Tolkien Letters On His Own Hobbitness and the Creation of The Lord of the Rings at Bonhams
In a four page reply to an early fan Miss F.L. Perry, Tolkien writes on June 28, 1955, describing himself like a hobbit and discusses the laborious creation of The Lord of the Rings. "Alas, I love men so little — en masse — that my own desire is for empty countries, though being far more timid and unadventurous than my desires, I do not really face the prospect of hardship or deprivation of familiar foods (and tobacco) with anything but alarm. This sounds a fair description of a hobbit! But I cannot claim to be one, since I have no confidence at all that I should prove 'tough at/or in a pinch'."
Responding to her comment that his writing "gave the effect of ease," he says "the whole work was so laborious, and so often (at all points) rewritten: the actual sensation in process of composition, except for a few passages, was more like walking uphill in heavy boots against a strong wind with the light failing!"

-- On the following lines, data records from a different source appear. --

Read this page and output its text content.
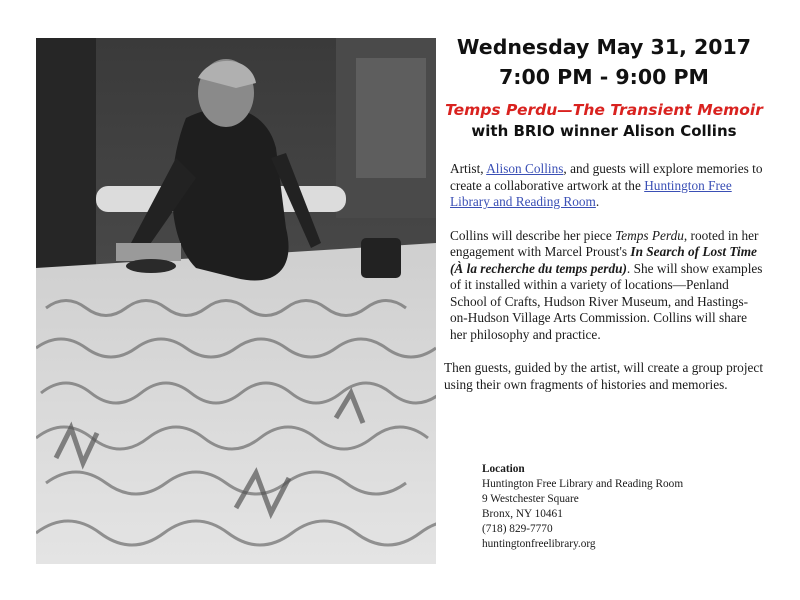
Wednesday May 31, 2017
7:00 PM - 9:00 PM
Temps Perdu—The Transient Memoir
with BRIO winner Alison Collins

Artist, Alison Collins, and guests will explore memories to create a collaborative artwork at the Huntington Free Library and Reading Room.

Collins will describe her piece Temps Perdu, rooted in her engagement with Marcel Proust's In Search of Lost Time (À la recherche du temps perdu). She will show examples of it installed within a variety of locations—Penland School of Crafts, Hudson River Museum, and Hastings-on-Hudson Village Arts Commission. Collins will share her philosophy and practice.

Then guests, guided by the artist, will create a group project using their own fragments of histories and memories.

Location
Huntington Free Library and Reading Room
9 Westchester Square
Bronx, NY 10461
(718) 829-7770
huntingtonfreelibrary.org
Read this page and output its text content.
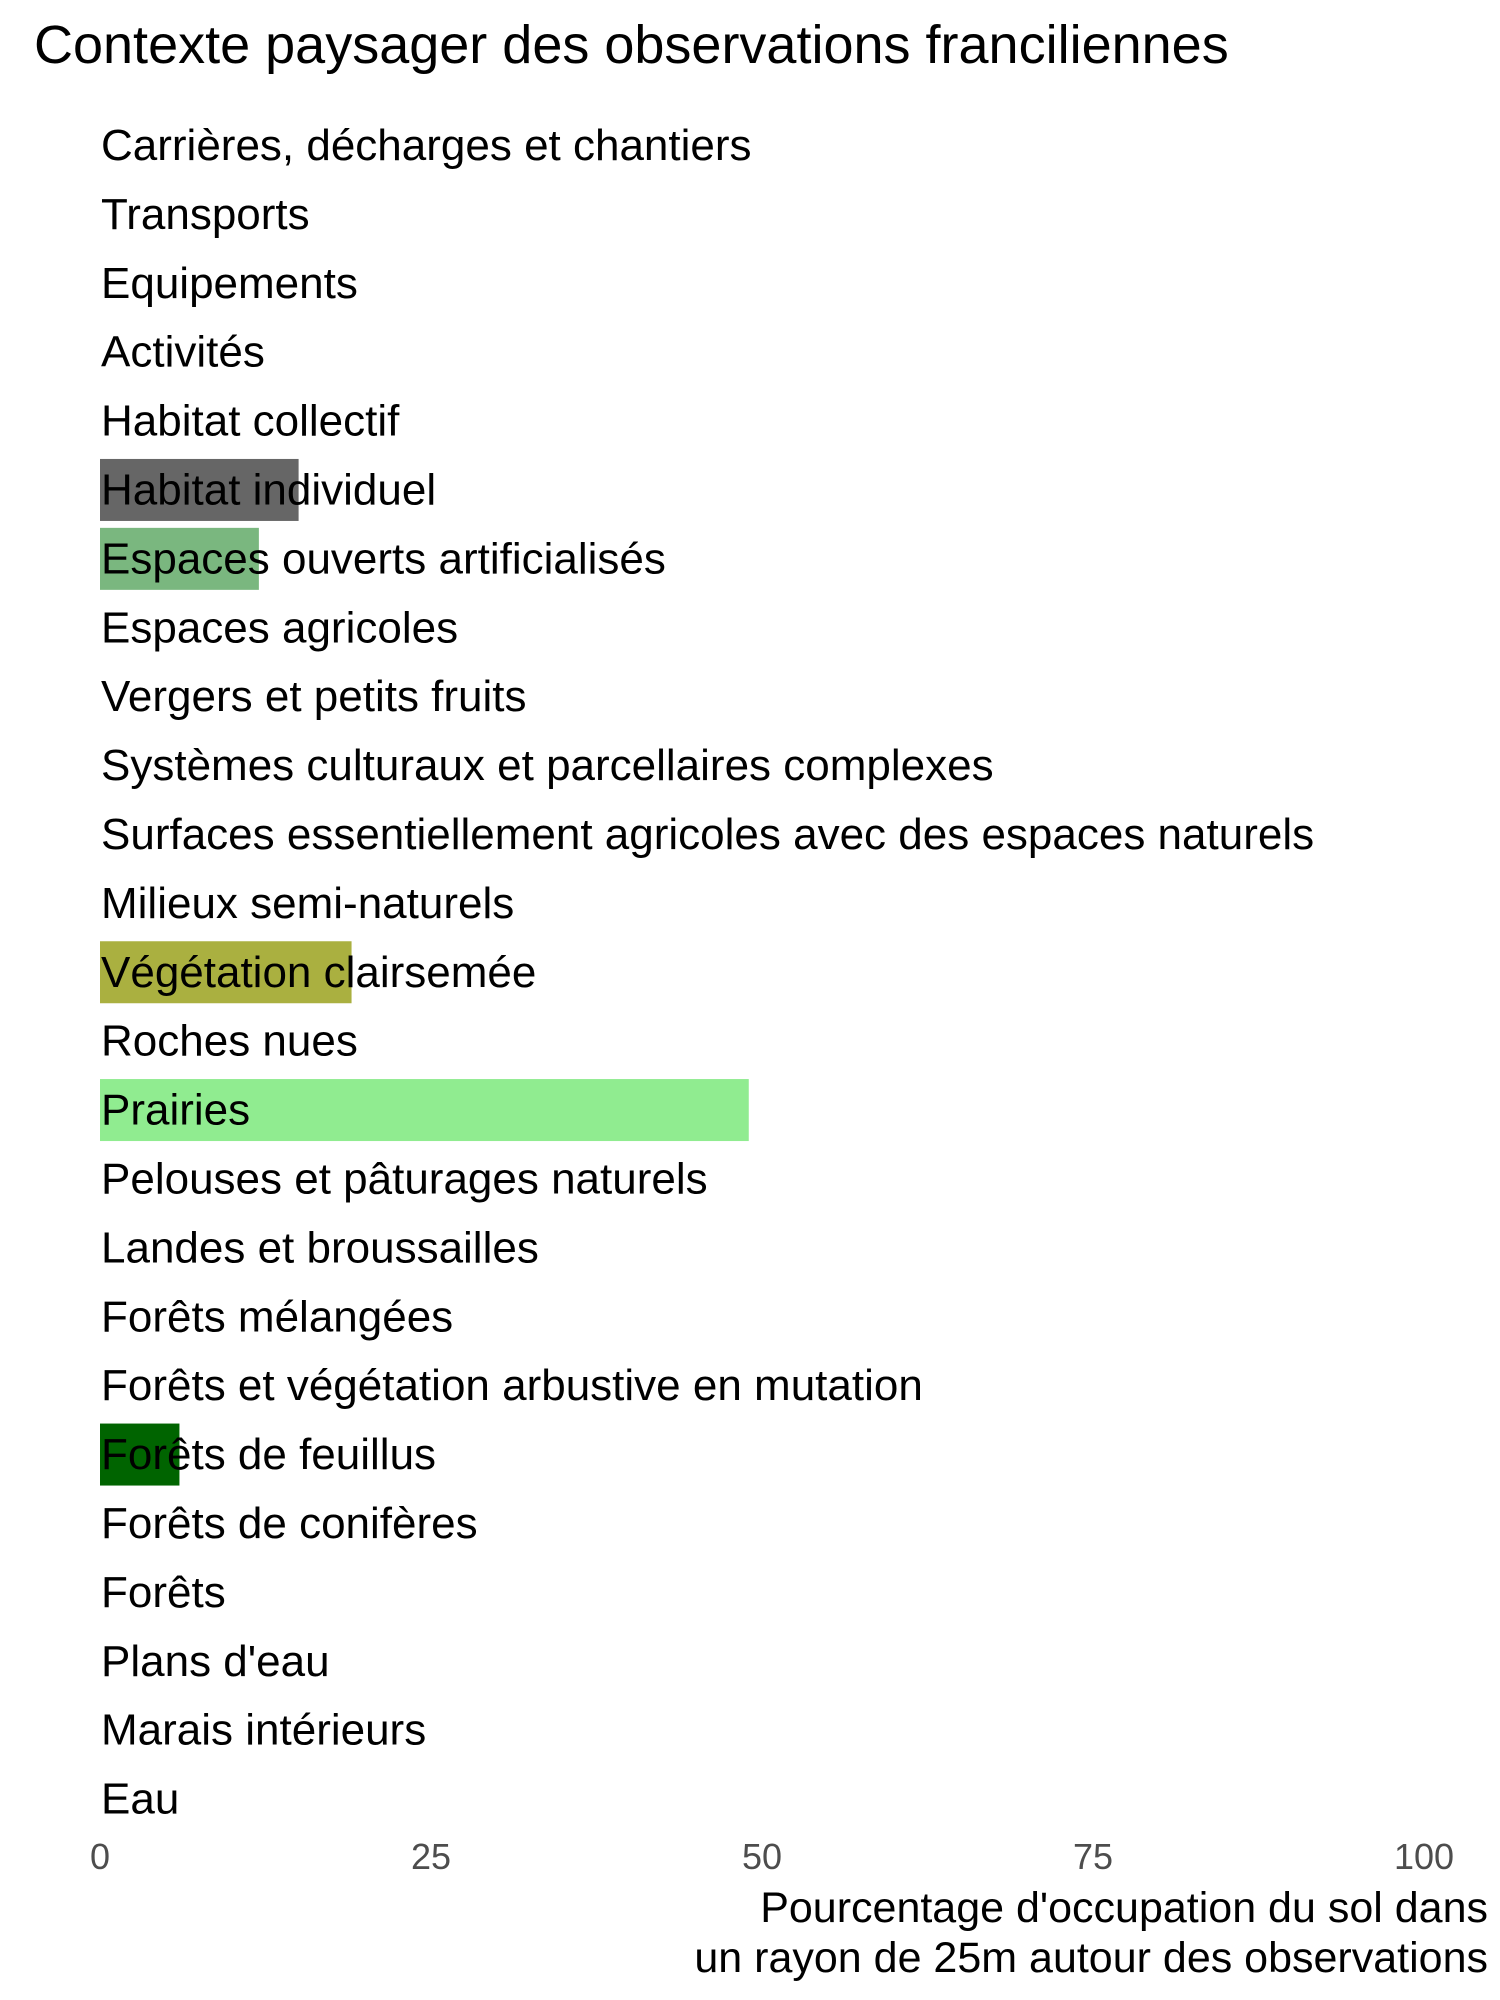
Contexte paysager des observations franciliennes
Carrières, décharges et chantiers
Transports
Equipements
Activités
Habitat collectif
Habitat individuel
Espaces ouverts artificialisés
Espaces agricoles
Vergers et petits fruits
Systèmes culturaux et parcellaires complexes
Surfaces essentiellement agricoles avec des espaces naturels
Milieux semi-naturels
Végétation clairsemée
Roches nues
Prairies
Pelouses et pâturages naturels
Landes et broussailles
Forêts mélangées
Forêts et végétation arbustive en mutation
Forêts de feuillus
Forêts de conifères
Forêts
Plans d'eau
Marais intérieurs
Eau
0	25	50	75	100
Pourcentage d'occupation du sol dans
un rayon de 25m autour des observations
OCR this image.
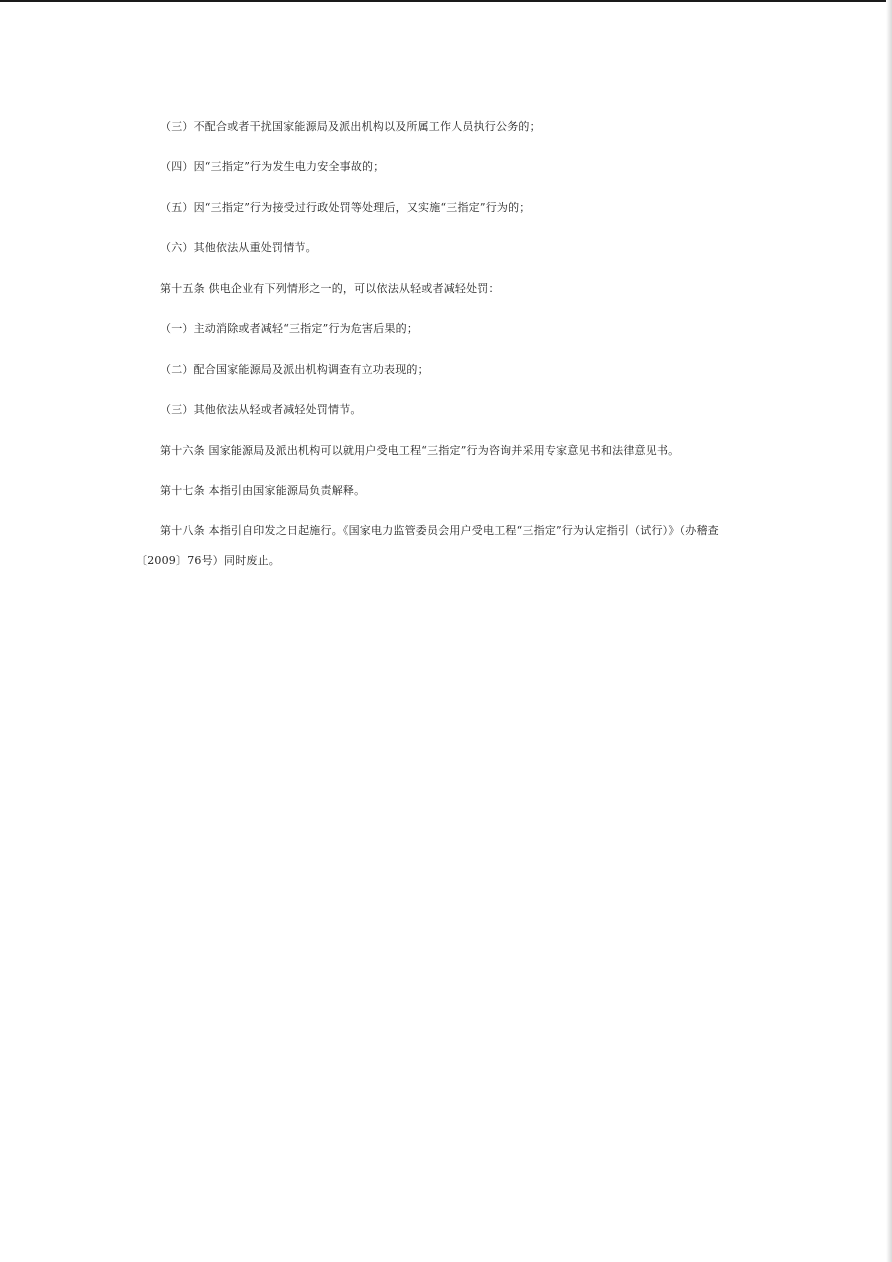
（三）不配合或者干扰国家能源局及派出机构以及所属工作人员执行公务的；
（四）因“三指定”行为发生电力安全事故的；
（五）因“三指定”行为接受过行政处罚等处理后，又实施“三指定”行为的；
（六）其他依法从重处罚情节。
第十五条 供电企业有下列情形之一的，可以依法从轻或者减轻处罚：
（一）主动消除或者减轻“三指定”行为危害后果的；
（二）配合国家能源局及派出机构调查有立功表现的；
（三）其他依法从轻或者减轻处罚情节。
第十六条 国家能源局及派出机构可以就用户受电工程“三指定”行为咨询并采用专家意见书和法律意见书。
第十七条 本指引由国家能源局负责解释。
第十八条 本指引自印发之日起施行。《国家电力监管委员会用户受电工程“三指定”行为认定指引（试行）》（办稽查〔2009〕76号）同时废止。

Miss Perry was the first fan to send Tolkien a letter regarding The Lord of the Rings. They exchanged a number of letters until at least 1961. The estimate for this letter is US$10,000 - US$15,000.
In an earlier letter (estimate US$8,000 - US$12,000) from November 22, 1954, Tolkien wrote to her detailing his worries about the publication of the second volume in the trilogy, The Two Towers, saying he was "anxious about one or two points: especially about the return of Gandalf; and generally: whether my friends would feel a falling off on a failure of their expectations; or feel they had had enough after the novelty wore off, and perhaps regret the decrease in hobbitry and elvishness: as the darkness increase and war and terror come out of the East."
Two months previously on September 20, he recounted his thoughts in another letter (estimate US$8,000 - US$12,000) to her about The Fellowship of the Ring, the first volume in the series. This talks about its slightly mixed reception in reviews and goes on to describe his feelings about writing the novel. "The whole process was far more like deciphering the pages (disordered) of a history," he writes, "and of finding out what was there and did happen, than of 'invention.' Of that I had no experience — except in parts discarded as wrong."